Nessa Childers, MEP for Dublin, welcomed this week’s vote, in the European Parliament, demanding a new legislation proposal from the European Commission on maternity and paternity leave across the European Union. Parliament wants fathers to at least ten working days’ paternity leave, in addition to minimum 20 week maternity leave.
The current proposal has been stalled by the EU Council of Ministers, which has refused to present its position since the European Parliament approved a draft EU law providing for a minimum 20-week, paid maternity leave, in 2010.
Speaking from Strasbourg after the vote, Ms. Childers said:
“The Commission has been signalling a worrisome eagerness to kill the proposal within a few months in the name of good legislative housekeeping, but Parliament has overwhelmingly objected today.
“If we must do it, let’s take the opportunity to restart the process rather than sweep our future under the carpet.
“Parliament and the Council are EU legislators on an equal footing, and the EU governments must not be allowed to ignore a majority of elected representatives who want to see a modicum of work-life balance at such a critical moment in family life.
“This is the kind of short-sighted, counterproductive penny-pinching that undermines the fabric of our societies to no tangible benefit.

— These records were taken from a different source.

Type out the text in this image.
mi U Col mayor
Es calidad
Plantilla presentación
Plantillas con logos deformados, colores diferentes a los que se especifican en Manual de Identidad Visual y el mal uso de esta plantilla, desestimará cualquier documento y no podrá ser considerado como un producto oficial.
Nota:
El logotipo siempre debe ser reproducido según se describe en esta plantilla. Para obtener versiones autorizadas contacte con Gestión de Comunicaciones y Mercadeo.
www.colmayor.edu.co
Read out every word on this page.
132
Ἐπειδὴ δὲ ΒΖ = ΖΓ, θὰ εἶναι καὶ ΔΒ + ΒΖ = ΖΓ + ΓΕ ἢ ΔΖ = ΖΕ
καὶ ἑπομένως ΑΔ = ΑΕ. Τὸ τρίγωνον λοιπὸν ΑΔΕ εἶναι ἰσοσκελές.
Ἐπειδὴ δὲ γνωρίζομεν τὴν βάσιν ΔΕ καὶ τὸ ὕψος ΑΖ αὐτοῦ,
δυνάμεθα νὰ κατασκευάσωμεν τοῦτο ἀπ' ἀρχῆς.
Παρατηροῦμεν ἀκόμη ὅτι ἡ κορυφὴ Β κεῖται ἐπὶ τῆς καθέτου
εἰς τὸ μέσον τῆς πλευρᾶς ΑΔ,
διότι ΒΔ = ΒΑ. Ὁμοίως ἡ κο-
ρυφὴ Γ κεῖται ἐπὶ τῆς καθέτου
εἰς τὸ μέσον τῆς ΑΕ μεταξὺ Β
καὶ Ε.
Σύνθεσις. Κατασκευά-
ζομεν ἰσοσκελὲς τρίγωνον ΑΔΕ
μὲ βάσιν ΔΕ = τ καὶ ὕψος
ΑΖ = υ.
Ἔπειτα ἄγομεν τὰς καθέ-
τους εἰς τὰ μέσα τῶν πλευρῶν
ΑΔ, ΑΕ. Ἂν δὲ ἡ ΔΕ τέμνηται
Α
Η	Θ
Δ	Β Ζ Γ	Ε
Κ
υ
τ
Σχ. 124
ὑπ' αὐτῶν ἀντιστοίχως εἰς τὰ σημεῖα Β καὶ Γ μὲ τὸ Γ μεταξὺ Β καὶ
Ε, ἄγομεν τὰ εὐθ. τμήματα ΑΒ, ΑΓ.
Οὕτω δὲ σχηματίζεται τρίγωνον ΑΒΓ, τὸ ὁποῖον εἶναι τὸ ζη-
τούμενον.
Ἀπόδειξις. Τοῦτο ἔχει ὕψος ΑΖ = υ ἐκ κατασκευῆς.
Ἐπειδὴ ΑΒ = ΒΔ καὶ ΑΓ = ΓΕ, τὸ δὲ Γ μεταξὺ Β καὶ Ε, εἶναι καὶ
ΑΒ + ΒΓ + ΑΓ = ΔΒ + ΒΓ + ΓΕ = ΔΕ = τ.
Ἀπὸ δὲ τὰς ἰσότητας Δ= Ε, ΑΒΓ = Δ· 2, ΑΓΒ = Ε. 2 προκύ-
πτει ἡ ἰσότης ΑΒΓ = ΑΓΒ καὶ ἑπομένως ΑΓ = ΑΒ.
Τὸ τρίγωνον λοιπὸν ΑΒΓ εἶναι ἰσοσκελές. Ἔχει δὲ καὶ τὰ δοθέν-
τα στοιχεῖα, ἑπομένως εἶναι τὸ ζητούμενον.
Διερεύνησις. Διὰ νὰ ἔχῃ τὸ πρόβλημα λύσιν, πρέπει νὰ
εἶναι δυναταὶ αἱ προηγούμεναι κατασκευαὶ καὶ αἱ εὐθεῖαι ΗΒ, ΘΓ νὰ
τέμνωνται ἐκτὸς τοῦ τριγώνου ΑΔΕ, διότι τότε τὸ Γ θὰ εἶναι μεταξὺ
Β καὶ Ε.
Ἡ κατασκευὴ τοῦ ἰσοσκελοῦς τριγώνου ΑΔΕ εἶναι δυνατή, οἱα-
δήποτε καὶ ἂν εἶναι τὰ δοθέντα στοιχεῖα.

“Fathers too have a right to experience and contribute to the earliest stages of development of their children across the Union. Paid paternity leave legislation is long overdue too.
“It’s interesting to see how conservative forces harp on about family values when they see fit, and yet show such little enthusiasm for a modest improvement in the conditions of working people’s family lives.”
Background for editors
Maternity leave is regulated at EU level by the 1992 directive, which lays down a minimum of 14 weeks. In October 2008, the Commission proposed to review the current legislation (Directive 92/85), as part of the “work-life balance” package, based on the International Labour Organisation’s Maternity Protection Convention of 2000.
In October 2010 the European Parliament closed its first reading and submitted the amended legislation to the Council to extend maternity leave from 14 to 20 weeks on full pay and introduce two weeks’ fully paid paternity leave.
The Council has yet to state any position on this issue.
The Commission announced its intention to withdraw the proposal as part of its Regulatory Fitness and Performance Programme (REFIT).